Couverture de la BD Traversées : La Route de l'aventure

Découvrez les coulisses de la bande dessinée Traversées : La Route de l'aventure, parue aux éditions La Boîte à Bulles, en lisant l'interview de son auteur, Lucas Vallerie.

Comment est née l'idée de vous embarquer, en 2022, à bord du Geo Barents, le navire de sauvetage affrété par Médecins Sans Frontières ?

À vrai dire, c'est Médecins Sans Frontières (MSF) qui a sollicité Vincent Henry, l'éditeur de La Boîte à Bulles.

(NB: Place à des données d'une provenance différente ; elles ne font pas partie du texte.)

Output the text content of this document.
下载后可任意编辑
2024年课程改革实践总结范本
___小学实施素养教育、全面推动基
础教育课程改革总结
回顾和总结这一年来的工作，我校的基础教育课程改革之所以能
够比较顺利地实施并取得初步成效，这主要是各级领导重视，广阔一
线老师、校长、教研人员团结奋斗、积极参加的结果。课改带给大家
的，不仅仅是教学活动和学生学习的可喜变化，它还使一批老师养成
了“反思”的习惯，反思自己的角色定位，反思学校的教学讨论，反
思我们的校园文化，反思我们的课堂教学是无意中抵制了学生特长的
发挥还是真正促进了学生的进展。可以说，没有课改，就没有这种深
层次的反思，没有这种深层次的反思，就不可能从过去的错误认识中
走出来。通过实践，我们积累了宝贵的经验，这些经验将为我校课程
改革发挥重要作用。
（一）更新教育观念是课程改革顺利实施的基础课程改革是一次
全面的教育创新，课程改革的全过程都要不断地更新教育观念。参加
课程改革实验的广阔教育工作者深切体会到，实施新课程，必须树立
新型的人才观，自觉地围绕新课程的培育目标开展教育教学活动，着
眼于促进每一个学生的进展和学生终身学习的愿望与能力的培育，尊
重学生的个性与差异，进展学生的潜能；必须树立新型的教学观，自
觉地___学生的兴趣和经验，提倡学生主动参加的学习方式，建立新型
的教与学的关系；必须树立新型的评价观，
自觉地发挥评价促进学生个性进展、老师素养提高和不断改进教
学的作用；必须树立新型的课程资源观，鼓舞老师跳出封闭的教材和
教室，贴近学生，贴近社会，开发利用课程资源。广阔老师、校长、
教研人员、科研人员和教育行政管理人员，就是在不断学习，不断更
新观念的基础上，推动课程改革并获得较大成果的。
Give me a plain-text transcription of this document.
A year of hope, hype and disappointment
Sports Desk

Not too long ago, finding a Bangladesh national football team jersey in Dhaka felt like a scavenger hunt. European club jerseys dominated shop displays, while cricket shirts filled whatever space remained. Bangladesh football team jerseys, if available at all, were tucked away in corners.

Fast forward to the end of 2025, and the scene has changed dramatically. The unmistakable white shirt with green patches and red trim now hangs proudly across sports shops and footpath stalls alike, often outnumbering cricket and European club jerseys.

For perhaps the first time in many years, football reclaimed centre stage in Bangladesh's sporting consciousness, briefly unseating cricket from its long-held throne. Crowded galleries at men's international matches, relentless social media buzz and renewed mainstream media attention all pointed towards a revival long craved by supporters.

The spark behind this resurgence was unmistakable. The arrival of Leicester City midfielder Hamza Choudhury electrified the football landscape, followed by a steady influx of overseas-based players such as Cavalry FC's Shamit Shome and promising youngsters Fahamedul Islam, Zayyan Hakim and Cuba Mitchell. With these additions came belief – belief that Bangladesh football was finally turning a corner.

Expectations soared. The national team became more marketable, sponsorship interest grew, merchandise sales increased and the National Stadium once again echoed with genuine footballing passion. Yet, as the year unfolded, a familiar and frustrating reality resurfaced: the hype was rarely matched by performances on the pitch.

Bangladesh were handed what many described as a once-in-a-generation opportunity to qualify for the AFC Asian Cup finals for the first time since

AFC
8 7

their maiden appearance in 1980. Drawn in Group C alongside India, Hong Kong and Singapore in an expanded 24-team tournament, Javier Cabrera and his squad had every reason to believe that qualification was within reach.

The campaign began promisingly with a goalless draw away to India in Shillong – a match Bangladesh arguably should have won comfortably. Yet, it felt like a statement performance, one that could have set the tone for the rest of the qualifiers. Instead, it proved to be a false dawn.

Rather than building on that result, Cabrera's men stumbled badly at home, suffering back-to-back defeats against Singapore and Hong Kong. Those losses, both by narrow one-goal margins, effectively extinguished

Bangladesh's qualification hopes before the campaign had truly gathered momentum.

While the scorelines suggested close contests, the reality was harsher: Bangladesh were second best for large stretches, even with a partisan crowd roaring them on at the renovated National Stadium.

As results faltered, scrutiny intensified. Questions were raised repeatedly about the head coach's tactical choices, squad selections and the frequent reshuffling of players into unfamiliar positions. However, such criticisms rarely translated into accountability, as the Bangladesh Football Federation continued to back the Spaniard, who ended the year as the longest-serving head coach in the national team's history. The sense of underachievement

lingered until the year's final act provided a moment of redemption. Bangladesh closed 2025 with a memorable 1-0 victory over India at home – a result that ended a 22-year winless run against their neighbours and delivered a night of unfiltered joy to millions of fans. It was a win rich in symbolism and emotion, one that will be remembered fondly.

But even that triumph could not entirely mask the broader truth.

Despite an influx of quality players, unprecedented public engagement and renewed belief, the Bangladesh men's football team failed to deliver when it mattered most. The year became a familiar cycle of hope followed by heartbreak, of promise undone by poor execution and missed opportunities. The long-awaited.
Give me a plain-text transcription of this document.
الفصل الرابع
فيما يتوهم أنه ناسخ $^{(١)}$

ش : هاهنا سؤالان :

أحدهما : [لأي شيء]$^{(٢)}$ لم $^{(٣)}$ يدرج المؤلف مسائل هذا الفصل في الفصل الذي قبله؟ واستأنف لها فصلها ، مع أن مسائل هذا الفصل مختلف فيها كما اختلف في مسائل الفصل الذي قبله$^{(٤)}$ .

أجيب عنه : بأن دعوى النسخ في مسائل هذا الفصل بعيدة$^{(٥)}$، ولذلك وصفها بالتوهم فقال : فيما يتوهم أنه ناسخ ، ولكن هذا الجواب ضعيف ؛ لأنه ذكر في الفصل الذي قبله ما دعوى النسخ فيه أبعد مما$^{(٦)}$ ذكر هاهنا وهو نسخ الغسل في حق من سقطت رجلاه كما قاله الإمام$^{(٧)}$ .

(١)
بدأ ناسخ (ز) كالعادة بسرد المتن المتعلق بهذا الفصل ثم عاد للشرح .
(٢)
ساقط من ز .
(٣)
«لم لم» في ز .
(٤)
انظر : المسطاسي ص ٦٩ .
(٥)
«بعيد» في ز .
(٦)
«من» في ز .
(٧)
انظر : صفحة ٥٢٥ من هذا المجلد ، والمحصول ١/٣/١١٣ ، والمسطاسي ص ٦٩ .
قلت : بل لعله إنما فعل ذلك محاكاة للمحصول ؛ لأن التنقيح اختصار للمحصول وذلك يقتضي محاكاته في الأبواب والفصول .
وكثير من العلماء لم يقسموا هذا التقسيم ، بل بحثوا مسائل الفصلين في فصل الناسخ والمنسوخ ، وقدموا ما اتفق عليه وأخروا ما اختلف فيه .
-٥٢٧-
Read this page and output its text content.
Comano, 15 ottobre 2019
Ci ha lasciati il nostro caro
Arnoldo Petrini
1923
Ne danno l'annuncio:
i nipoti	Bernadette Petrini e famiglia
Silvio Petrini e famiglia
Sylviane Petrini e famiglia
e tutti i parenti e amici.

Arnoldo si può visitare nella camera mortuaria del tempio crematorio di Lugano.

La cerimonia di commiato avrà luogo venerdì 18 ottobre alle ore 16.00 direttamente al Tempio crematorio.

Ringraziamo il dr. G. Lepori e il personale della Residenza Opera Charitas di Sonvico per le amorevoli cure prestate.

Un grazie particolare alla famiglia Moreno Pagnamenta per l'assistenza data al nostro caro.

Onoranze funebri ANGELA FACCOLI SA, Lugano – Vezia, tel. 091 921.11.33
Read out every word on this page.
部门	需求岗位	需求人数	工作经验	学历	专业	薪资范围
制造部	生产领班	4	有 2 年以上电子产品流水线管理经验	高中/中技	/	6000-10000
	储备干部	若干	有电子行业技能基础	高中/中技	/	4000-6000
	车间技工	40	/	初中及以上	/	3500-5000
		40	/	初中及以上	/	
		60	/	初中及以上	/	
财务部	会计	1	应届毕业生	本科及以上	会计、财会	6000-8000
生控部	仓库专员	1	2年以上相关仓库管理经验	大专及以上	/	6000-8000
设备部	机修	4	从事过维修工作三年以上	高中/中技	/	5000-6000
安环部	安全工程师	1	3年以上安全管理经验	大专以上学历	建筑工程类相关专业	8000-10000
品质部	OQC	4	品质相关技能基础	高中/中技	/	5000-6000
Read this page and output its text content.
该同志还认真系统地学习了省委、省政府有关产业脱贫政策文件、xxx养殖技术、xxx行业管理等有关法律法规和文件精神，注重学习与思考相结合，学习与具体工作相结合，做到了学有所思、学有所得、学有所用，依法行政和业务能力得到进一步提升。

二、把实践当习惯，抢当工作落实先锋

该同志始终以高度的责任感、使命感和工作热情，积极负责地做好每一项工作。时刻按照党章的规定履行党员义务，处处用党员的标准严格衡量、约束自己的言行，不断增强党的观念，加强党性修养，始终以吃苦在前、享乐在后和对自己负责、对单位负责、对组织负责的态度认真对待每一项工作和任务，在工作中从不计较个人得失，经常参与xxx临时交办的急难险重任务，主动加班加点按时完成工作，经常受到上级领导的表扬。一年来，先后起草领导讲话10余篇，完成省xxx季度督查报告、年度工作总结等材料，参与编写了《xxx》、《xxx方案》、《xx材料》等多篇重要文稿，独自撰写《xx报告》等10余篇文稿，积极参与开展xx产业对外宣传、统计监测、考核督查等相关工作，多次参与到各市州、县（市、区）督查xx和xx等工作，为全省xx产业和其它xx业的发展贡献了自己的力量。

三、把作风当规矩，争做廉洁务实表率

Ils cherchaient un auteur/­dessinateur qui voulait bien embarquer, témoigner, réaliser un ouvrage sur leurs actions en Méditerranée centrale, à bord du Geo Barents. La Boîte à Bulles est assez spécialisée dans la BD du réel, les histoires humaines, ils ont des contacts avec beaucoup d'ONG et d'associations, j'avais déjà ainsi fait quelques pages pour MSF par le passé. Vincent a donc partagé l'info à quelques auteurs en précisant que c'était surement une de ces expériences qui change une vie, ce fût effectivement le cas. J'ai réagi immédiatement. Après quelques briefs, calages et visios avec lui et l'équipe admin et com de MSF, une bonne organisation familiale, je suis parti quelques mois plus tard pour Naples d'où j'ai embarqué à bord du fameux navire de sauvetage. 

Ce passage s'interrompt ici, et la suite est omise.